I let my fingers trail along the handle of some kind of hooked pliers. “The hospice nurse told me she asked for me, that they tried to call and it went straight to voicemail. Your number was listed—” my voice cracked. “ You didn’t even fucking tell me she called!”

My scream echoed across the room, drawing out my long-overdue admission. I hadn’t even found out until the following morning, when the charge nurse found my number in my mother’s phone. I remembered throwing up, my knees falling to the hard tile. I remembered how every inch of me hurt, and how much of that pain had been at Sean’s hands.

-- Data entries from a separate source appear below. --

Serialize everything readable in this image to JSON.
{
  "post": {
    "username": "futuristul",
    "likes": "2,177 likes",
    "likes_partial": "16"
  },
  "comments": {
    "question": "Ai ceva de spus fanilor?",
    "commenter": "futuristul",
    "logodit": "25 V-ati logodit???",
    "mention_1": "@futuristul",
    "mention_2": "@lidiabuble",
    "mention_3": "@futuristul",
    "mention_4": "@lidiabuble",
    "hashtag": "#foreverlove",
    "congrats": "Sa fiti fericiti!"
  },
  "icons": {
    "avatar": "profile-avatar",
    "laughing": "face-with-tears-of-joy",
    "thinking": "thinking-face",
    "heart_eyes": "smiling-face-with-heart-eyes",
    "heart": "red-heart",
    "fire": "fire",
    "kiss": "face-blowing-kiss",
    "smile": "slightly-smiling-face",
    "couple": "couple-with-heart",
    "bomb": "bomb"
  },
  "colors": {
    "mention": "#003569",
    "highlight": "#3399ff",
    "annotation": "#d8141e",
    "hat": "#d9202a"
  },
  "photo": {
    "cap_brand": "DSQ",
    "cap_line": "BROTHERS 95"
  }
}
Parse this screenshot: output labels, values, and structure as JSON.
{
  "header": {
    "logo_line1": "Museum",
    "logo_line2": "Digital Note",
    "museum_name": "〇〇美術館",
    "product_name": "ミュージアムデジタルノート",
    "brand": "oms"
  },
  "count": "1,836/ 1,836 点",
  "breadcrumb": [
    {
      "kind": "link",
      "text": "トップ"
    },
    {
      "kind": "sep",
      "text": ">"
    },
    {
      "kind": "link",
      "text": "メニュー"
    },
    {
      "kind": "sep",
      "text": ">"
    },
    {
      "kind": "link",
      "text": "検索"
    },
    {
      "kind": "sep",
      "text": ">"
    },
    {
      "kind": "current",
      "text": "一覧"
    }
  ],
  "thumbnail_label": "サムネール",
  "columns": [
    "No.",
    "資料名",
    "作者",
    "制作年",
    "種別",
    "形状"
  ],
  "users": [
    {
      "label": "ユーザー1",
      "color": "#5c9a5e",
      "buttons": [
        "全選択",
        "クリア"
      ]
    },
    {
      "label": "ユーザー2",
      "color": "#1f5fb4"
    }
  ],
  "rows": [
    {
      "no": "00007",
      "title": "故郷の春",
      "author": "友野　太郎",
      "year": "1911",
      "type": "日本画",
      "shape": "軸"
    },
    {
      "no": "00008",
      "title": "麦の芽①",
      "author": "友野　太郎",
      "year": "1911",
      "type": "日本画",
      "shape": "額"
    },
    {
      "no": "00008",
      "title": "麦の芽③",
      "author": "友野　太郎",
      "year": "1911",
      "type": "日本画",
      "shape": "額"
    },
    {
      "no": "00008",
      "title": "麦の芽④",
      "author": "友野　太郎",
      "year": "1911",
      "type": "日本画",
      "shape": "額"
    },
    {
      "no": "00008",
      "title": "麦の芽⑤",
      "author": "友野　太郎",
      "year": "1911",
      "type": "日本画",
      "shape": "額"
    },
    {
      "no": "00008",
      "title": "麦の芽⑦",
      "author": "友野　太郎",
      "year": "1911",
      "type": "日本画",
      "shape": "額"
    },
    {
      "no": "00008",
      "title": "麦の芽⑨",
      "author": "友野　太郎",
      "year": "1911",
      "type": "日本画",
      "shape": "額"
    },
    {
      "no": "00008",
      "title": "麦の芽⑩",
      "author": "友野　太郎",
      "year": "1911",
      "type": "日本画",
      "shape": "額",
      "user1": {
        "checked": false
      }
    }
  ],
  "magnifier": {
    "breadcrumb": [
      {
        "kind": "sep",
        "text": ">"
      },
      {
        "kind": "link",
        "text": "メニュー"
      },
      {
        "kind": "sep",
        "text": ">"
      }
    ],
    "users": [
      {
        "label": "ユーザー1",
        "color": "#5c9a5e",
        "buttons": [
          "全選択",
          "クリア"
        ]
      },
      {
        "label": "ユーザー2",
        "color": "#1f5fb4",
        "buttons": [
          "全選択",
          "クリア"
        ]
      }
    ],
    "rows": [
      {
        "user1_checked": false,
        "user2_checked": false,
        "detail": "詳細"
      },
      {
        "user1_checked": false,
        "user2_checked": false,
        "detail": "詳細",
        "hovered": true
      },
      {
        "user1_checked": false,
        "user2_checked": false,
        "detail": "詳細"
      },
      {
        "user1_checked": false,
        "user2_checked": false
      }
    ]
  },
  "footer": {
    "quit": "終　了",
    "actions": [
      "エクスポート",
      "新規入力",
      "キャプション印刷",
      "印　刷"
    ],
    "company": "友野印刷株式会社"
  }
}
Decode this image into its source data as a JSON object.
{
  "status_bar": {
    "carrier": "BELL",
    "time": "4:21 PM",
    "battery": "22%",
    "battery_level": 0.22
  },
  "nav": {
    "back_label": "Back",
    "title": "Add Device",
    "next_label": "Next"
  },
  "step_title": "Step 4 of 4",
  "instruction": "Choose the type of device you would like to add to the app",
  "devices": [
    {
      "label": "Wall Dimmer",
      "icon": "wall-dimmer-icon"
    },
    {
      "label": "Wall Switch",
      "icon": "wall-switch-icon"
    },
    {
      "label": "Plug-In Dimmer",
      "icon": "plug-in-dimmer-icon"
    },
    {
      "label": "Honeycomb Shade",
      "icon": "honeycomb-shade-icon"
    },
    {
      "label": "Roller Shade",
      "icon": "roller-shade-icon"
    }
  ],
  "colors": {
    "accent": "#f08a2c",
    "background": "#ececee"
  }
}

A dark, frenzied need for action seeped into my muscles, pushing me forward. I stalked around the room, hands clenching and unclenching at my sides as I struggled to contain all the regret and shame and pain coursing through me.

But I didn’t have to contain it.

My eyes settled on a foot-long, black metal flashlight. I picked it up, feeling the weight in my palms. It felt good. The wound on Sean’s cheek had stopped bleeding freely, coagulated blood holding the edges together. Though his right side still hung lower, slack pulling down the fine wrinkles at the corner of his eye, he looked more like the Sean I remembered. He looked like the man who had held me down and violated me while my mother lay dying alone halfway across the country. He looked like a man who hadn’t yet grasped what was coming.

I slammed the heavy flashlight against his hands, feeling the fine bones shatter. It wasn’t enough. Raising it over my head, I struck again and again, the percussive beat making music of my husband’s blubbering sobs.